Io: L’unica soluzione, a mio avviso – al di là del requisito necessario per stabilire una buona discussione in primo luogo – è lavorare a partire dal contenuto immaginato verso l’esterno. Se X è nel retroscena, o nella situazione attuale, o stabilito attraverso un esito, o inserito come risultato di un esito… allora come ci è arrivato?
Allora il lavoro consiste nel riconoscere che tutti i discorsi sulle regole, ad esempio: il tavolo mi ha detto cosa succede, i dadi mi hanno detto cosa succede, il testo dello scenario mi ha detto cos’è, le regole di risoluzione mi hanno detto di inventare, i miei appunti di preparazione mi hanno detto cos’è, sono subroutine del principio che “devo dirlo e farmi sentire, e tutti gli altri fanno affidamento su di me e su nessun altro (in questo momento) per dirlo”. Da qui si possono sollevare le questioni sostanziali, prima fra tutte l’argomento del post: superare l’errore di base che “dire” sia una sorta di status magico per inventare tutto e affermare ciò che accade senza vincoli. [Questo è importantissimo! È il motivo per cui si pensa che il gioco di ruolo consista nel sedersi e cinguettare quando si viene chiamati in causa].

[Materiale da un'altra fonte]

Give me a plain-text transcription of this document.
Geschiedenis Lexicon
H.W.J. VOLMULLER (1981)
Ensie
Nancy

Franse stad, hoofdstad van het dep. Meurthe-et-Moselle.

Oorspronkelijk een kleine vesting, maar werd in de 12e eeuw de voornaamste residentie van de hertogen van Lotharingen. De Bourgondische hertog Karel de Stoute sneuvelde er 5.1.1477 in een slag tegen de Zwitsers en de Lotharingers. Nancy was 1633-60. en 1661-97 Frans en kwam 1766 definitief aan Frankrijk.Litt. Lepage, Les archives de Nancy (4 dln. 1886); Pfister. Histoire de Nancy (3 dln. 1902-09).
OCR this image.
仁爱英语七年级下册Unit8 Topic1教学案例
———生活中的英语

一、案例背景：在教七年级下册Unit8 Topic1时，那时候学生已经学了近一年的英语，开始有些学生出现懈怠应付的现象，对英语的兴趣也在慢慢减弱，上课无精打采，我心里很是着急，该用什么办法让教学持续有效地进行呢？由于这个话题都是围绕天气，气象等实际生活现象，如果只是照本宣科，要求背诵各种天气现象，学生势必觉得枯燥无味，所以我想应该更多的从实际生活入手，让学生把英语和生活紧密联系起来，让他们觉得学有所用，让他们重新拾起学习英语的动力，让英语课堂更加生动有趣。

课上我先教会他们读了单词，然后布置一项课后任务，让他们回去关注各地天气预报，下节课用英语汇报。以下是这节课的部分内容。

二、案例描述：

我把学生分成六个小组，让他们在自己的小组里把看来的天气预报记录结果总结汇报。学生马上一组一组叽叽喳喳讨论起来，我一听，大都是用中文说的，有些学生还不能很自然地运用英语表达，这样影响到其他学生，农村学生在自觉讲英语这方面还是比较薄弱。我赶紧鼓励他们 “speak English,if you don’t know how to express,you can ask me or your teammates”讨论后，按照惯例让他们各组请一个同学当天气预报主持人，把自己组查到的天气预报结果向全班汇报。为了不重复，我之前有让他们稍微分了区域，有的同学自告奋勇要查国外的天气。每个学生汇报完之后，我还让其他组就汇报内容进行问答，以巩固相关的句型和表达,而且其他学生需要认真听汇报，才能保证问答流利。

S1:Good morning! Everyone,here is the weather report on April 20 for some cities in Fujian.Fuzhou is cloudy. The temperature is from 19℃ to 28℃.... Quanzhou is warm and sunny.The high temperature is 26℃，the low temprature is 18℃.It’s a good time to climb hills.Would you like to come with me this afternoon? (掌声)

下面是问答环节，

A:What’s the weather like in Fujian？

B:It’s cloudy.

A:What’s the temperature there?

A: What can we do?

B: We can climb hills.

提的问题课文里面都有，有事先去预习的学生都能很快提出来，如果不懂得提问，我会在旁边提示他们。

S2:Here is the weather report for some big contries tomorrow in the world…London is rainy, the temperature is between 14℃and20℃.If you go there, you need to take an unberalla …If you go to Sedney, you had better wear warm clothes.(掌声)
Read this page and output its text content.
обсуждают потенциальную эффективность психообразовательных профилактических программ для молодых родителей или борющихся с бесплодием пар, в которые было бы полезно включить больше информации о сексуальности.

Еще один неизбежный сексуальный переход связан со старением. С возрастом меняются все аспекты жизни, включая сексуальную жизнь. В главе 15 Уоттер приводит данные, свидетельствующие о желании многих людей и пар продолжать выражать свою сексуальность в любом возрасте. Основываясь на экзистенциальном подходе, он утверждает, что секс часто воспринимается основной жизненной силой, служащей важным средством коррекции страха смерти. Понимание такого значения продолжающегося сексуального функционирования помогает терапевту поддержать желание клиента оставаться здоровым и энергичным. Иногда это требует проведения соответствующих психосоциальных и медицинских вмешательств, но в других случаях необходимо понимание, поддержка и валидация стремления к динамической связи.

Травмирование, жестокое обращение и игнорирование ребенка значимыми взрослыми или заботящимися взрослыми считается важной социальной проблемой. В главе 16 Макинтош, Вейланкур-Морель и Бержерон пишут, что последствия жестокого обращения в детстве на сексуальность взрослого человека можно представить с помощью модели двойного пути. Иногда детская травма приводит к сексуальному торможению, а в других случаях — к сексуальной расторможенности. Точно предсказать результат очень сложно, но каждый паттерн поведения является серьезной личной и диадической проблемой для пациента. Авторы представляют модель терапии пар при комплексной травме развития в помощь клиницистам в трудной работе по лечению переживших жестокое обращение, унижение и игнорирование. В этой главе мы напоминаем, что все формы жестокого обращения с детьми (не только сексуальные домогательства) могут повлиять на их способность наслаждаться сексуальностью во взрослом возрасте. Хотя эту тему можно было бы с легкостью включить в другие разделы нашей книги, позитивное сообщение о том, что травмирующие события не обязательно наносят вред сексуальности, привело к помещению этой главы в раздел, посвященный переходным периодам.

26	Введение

Gli argomenti da trattare – e impenetrabili fino a quel momento – includono:
- La non-soluzione di fare a turno lo pseudo-dittatore, che per qualche ragione è spesso percepita come una soluzione all’avere uno pseudo-dittatore fisso.
- L’applicazione morbida/interrogativa dell’autorità, cioè non significa “re per un giorno”.
- L’ovvio punto di vista che si applicano regole diverse (“chi e come”) per i quattro diversi tipi, anche quando i contenuti sono spesso combinati in un’unica entità o evento durante il gioco.
- Il punto altrettanto ovvio che le autorità, per definizione, non possono entrare in conflitto tra loro e che qualsiasi evento in gioco richiede un input da parte di più di una autorità.